Saturday, February 6, 2016

A Graduation Speech - part 2

Continuing Anna Quindlen's Graduation speech:
Work in a soup kitchen.  Be a big brother or sister.  All of you want to do well. But if you do not do good, too, then doing well will never be enough. It is so easy to waste our lives: our days, our hours, our minutes. It is so easy to take for granted the color of the azaleas, the sheen of the limestone on Fifth Avenue, the color of our kids eyes, the way the melody in a symphony rises and falls and disappears and rises again. 

It is so easy to exist instead of live. I learned to live many years ago.  Something really, really bad happened to me, something that changed my life in ways that, if I had my druthers, it would never have been changed at all.  And what I learned from it is what, today, seems to be the hardest lesson of all.  I learned to love the journey, not the destination. I learned that it is not a dress rehearsal, and that today is the only guarantee you get. I learned to look at all the good in the world and to try to give some of it back because I believed in it completely and utterly. And I tried to do that, in part, by telling others what I had learned.  By telling them this: Consider the lilies of the field.  Look at the fuzz on a baby's ear. Read in the backyard with the sun on your face.  Learn to be happy. And think of life as a terminal illness, because if you do, you will live it with joy and passion as it ought to be lived.

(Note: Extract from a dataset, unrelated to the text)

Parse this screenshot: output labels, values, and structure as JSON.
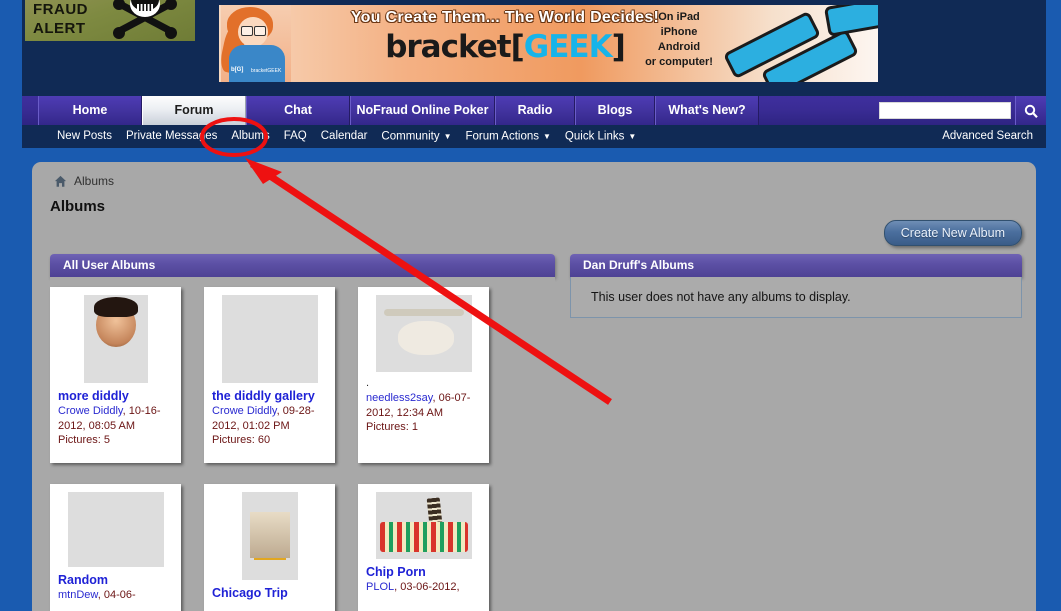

Well, you can learn all those things, out there, if you get a real life, a full life, a professional life, yes, but another life, too, a life of love and laughs and a connection to other human beings.  Just keep your eyes and ears open. Here you could learn in the classroom.  There the classroom is everywhere.  The exam comes at the very end. No man ever said on his deathbed, "I wish I had spent more time at the office." I found one of my best teachers on the boardwalk at Coney Island maybe 15 years ago.  It was December, and I was doing a story about how the homeless survive in the winter months.  He and I sat on the edge of the wooden supports, dangling our feet over the side, and he told me about his schedule, panhandling the boulevard when the summer crowds were gone, sleeping in a church when the temperature went below freezing, hiding from the police amidst the Tilt-a-Whirl and the Cyclone and some of the other seasonal rides.

But he told me that most of the time he stayed on the boardwalk, facing the water, just the way we were sitting now even when it got cold and he had to wear his newspapers after he read them.  And I asked him why.  Why didn't he go to one of the shelters?  Why didn't he check himself into the hospital for detox?  And he just stared out at the ocean and said, "Look at the view, young lady.  Look at the view." And every day, in some little way, I try to do what he said.  I try to look at the view.  And that's the last thing I have to tell you today, words of wisdom from a man with not a dime in his pocket, no place to go, nowhere to be.    Look at the view.  You'll never be disappointed. Thank you.